Гольдман вздохнул с некоторым облегчением. Потом Маркус сказал:
— Позвольте, прежде чем вы уйдете, спросить вас — вы видели мастерскую моего брата?
Гольдман ответил, что нет, и Маркус пригласил его обратно. Они прошли через комнату, где лежало в мире тело усопшего Гейнриха, и вышли через другую дверь. В пекарне, холодной, как покойницкая, Гольдман увидел две большие печи, пшеничные плоды которых так много лет дарили ему радость и удовольствие. Кроме них, в пекарне был ряд меньших по размерам печей, в которых Гейнрих, словно одержимый алхимик, проводил свои эксперименты. На полках, развешенных по стенам, стояли кувшины и бутыли с этикетками, из которых явствовало, что в этих емкостях находятся всевозможные виды муки, все мыслимое разнообразие семян и шелухи, сердцевин и мякоти невероятного количества плодов. На полках, кроме того, можно было увидеть жернова и формы, а на столе лежали даже гипсовые модели хлебов.
— Он всегда любил доводить свои планы до совершенства. Смотрите, это книги его записей.
Несколько увесистых фолиантов были заполнены исключительно рисунками хлебов самой разнообразной формы и текстуры; был даже проект изготовления хлеба в виде парусного корабля.
— Он воплотил в жизнь лишь ничтожную часть своих замыслов. Но такова судьба любого искусства.
Гольдман дивился рисункам и наброскам, оставленным его скромным другом-булочником. Весь этот колоссальный труд посвящен всего лишь простому, самому обычному хлебу! Неужели все булочники таковы — поглощены своим собственным видением? Гейнрих был таким спокойным (таким унылым — Гольдман вдруг увидел Гейнриха в совершенно ином свете). Не было никаких признаков одержимости, двигавшей поступками этого человека.
Гольдман сказал, что очень благодарен Маркусу за то, что тот оказал ему честь, пригласив в святая святых хлебопечения, но, к сожалению, ему надо идти. Подойдя к двери магазина, Гольдман снова увидел на прилавке зачерствевший хлеб, ощутив при этом укол сожаления, смешанного с голодом.
— Мы будем сердечно тосковать о нем, — сказал он, — но все же мне надо не забыть заглянуть к герру Мозеру, чтобы сделать у него заказ. Художники должны получать почести, но жизнь продолжается.

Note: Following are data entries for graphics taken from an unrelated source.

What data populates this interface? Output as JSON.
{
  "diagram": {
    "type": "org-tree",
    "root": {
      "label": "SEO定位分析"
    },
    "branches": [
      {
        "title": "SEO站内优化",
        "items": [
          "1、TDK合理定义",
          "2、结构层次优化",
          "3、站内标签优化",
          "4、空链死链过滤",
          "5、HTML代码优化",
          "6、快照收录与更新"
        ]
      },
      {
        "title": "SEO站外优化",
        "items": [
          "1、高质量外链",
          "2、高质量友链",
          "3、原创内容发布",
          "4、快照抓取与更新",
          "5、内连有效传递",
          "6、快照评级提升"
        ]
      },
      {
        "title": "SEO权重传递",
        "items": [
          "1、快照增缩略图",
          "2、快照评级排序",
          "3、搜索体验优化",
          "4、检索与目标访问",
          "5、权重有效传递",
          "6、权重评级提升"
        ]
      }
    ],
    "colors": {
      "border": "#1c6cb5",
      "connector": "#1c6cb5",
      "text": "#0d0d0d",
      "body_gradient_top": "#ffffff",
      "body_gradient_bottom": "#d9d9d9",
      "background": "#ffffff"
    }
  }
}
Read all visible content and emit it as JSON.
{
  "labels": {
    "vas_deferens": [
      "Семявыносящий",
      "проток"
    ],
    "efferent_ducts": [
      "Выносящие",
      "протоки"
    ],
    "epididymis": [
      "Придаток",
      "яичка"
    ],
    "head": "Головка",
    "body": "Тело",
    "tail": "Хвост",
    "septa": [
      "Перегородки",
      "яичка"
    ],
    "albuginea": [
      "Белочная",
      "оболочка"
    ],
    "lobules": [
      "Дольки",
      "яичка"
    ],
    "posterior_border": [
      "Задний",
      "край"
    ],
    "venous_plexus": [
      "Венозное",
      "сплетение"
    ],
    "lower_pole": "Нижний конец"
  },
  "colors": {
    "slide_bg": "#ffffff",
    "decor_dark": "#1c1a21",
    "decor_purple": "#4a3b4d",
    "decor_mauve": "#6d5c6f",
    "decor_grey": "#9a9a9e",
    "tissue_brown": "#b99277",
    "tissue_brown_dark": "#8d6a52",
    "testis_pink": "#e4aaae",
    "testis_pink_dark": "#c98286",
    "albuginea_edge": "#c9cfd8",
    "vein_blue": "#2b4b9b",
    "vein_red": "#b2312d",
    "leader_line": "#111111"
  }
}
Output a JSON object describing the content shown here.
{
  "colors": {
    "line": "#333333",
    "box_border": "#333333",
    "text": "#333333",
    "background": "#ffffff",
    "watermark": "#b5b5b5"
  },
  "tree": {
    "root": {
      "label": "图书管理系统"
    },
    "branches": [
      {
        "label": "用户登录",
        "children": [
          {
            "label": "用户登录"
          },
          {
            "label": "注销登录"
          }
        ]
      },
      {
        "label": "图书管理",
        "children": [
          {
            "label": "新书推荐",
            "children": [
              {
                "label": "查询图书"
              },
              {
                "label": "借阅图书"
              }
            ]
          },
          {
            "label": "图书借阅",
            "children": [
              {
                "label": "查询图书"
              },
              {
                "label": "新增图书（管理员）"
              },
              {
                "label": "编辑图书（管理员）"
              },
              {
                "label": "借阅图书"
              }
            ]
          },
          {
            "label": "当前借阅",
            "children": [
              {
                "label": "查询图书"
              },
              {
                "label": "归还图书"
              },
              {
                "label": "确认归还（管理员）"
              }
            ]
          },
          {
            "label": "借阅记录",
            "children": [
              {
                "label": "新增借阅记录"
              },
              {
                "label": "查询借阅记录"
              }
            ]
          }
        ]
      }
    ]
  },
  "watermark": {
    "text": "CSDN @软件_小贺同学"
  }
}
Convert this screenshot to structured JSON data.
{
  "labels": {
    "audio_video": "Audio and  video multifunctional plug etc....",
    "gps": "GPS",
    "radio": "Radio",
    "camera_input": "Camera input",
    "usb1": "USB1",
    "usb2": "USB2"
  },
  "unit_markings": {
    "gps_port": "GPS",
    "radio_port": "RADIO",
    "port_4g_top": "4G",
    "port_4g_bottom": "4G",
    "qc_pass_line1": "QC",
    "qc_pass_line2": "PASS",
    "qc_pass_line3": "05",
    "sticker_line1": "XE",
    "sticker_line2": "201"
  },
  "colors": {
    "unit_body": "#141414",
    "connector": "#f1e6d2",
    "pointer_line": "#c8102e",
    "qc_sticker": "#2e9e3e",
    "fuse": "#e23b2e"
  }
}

Гольдман вышел на залитую ярким светом улицу и направился дальше. Какая жалость, что придется искать нового поставщика утреннего хлеба. Если бы он раньше знал, какого мастерства требует приготовление пищи, которую он ел! Теперь Гольдман попытался вспомнить текстуру и вкус этого замечательного хлеба и сравнить его с изделиями мастеров меньшего калибра. Поразмышляв на эту тему, он начал понимать, что именно отличало хлеб Гейнриха и делало его шедевром гения. В его изделиях были легкость и уникальные свойства поверхности, делавшие его хлеб незаменимым а сочетании с мясом и сыром, которые Гольдман так любил на него класть. Хлеб Мозера никогда не станет равноценной заменой. Подумать только, ведь он, Гольдман, знал этого великого человека и почти ежедневно разговаривал с ним на протяжении многих лет! Пожалуй, ему стоит написать о Гейнрихе короткие мемуары.
Он пошел дальше и через некоторое время заметил нищего, сидевшего у стены. Когда Гольдман проходил мимо, нищий заговорил.
— Подайте что-нибудь ветерану Брунневальда.
Эти слова заставили Гольдмана остановиться и внимательно посмотреть на произнесшего их человека, одетого в тряпье, отдаленно напоминавшее военную форму, хотя нельзя было утверждать этого с полной уверенностью.
— Вы сражались при Брунневальде? Но это же было бог весть когда, верно?
— Я был тогда сущим мальчишкой, милостивый господин.
— Но все же вы не можете быть стары настолько, чтобы…
— Я действительно не выгляжу на свой преклонный возраст, но я был при Брунневальде, и это так же верно, как то, что я сижу здесь перед вами.
— И с тех пор на этом основании вы и просите подаяния?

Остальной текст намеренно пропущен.